Il portafoglio modello deve essere il frutto di una lunga esperienza nell’implementazione tattica e strategia di una scelta di investimento. Insomma, deve essere il punto chiave che racchiuda il punto di vista del proprio asset class sia in termini di allocazione tematica che geografica e settoriale costituendo un portafoglio che consideri le migliori strategie di investimento limitando al contempo il numero dei fondi per trarne maggiore beneficio rendendo più agevole l’implementazione stessa.

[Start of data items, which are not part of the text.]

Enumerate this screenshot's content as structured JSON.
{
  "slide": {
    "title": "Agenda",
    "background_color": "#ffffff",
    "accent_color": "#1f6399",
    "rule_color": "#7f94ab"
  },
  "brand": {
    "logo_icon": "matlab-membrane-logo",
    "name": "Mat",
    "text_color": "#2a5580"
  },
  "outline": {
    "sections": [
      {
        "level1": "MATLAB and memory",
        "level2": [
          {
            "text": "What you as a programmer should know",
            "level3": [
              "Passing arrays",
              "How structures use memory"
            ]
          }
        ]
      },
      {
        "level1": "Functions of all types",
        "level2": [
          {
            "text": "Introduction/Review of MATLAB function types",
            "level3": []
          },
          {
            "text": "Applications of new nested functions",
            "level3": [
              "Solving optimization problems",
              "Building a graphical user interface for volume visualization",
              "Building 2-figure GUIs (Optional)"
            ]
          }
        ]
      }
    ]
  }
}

Una delle regole alla base della gestione finanziaria è infatti il concept di “ottica di portafoglio”, cioè costruirne uno in base agli obiettivi di investimento da ottenere.

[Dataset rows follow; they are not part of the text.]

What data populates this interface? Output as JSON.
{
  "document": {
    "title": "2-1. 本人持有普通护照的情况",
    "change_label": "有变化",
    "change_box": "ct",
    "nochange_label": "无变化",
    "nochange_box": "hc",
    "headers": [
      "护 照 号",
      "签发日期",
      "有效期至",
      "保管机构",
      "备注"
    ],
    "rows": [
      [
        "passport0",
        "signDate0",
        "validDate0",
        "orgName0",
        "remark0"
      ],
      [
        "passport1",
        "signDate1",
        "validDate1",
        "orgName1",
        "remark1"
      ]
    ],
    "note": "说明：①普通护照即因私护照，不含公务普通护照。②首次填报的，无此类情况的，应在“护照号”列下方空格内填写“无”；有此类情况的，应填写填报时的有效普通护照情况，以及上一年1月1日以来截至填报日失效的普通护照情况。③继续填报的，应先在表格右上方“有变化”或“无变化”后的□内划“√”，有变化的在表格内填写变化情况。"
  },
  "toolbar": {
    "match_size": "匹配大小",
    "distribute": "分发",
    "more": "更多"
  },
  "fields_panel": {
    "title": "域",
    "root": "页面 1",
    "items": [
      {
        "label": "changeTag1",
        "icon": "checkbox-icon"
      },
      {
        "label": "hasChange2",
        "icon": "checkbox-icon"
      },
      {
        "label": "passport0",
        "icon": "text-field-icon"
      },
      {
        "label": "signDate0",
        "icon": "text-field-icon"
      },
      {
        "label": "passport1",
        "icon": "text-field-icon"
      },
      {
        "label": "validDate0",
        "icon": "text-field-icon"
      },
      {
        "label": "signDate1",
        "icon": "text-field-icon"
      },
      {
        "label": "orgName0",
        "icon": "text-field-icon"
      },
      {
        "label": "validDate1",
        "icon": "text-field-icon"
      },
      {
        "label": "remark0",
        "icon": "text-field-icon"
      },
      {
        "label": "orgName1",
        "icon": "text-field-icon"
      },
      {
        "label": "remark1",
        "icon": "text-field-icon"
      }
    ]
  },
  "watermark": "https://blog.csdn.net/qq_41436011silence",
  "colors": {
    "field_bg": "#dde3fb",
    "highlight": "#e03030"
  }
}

3 criteri per costruire un portafoglio modello azionario sicuro

Per costruire un portafoglio finanziario ogni investitore deve considerare 3 parametri essenziali:

  • Gli obiettivi di investimento, cioè se si vuole essere prudenti si investirà in un portafoglio che abbia un’ampia base di obbligazione e solo una parte di azioni; se, invece, si è amanti del rischio e si vuol far crescere i propri investimenti si punterà ad una posizione azionaria più aggressiva assumendosi una maggiore esposizione obbligazionaria per trarne ogni opportunità, scegliendo un portafoglio bilanciato globale, pensato proprio per gli investitori che considerano l’oscillazione dei prezzi un’opportunità di guadagno. Insomma, in tal caso c’è una considerevole combinazione tra rischio e rendimento;
  • La tolleranza al rischio, che si collega al punto precedente. Ovvero, in base a quanto si è disposti a rischiare si sceglierà un determinato portafoglio;
  • Infine, il terzo criterio da valutare è l’ottica temporale, cioè l’orizzonte temporale secondo cui l’investitore nell’arco di tempo segnalato non utilizzerà il capitale ottenuto con l’intento di investirlo in futuro per trarne un ulteriore rendimento.

Massimo rendimento con il fondo interno bilanciato globale

Chi sceglie di investire in un fondo interno bilanciato globale si aspetta di ottenere un solo obiettivo: massimizzare il rendimento pur tenendo conto del valore delle quote da cui il fondo stesso è partito, cioè dalle oscillazioni riconducibili al valore corrente di mercato in merito alle attività del fondo interno. Sono a carico del fondo interno i rischi connessi alla variazione di prezzo ( che è connessa alla prospettiva reddituale dell’emittente e in quanto tale potrebbe comportare la riduzione o la perdita del capitale che viene investito); il rischio dell’emittente, cioè che l’ente emittente a seguito di una mancata solidità patrimoniale non possa pagare l’interesse o addirittura rimborsare il capitale investito; o, invece, il rischio di controparte, cioè l’eventualità che la controparte finanziaria non riesca a rispettare le obbligazioni pattuite venendo meno al contratto firmato per effetto di un’instabilità patrimoniale.

Per investire risparmi ed avviare una gestione del fondo interno bilanciato globale perciò è fondamentale attuare una politica di investimento, col supporto di consulenti finanziari, che possa aiutarti a realizzare una gestione professionale del tuo patrimonio riducendo al massimo il rischio operativo.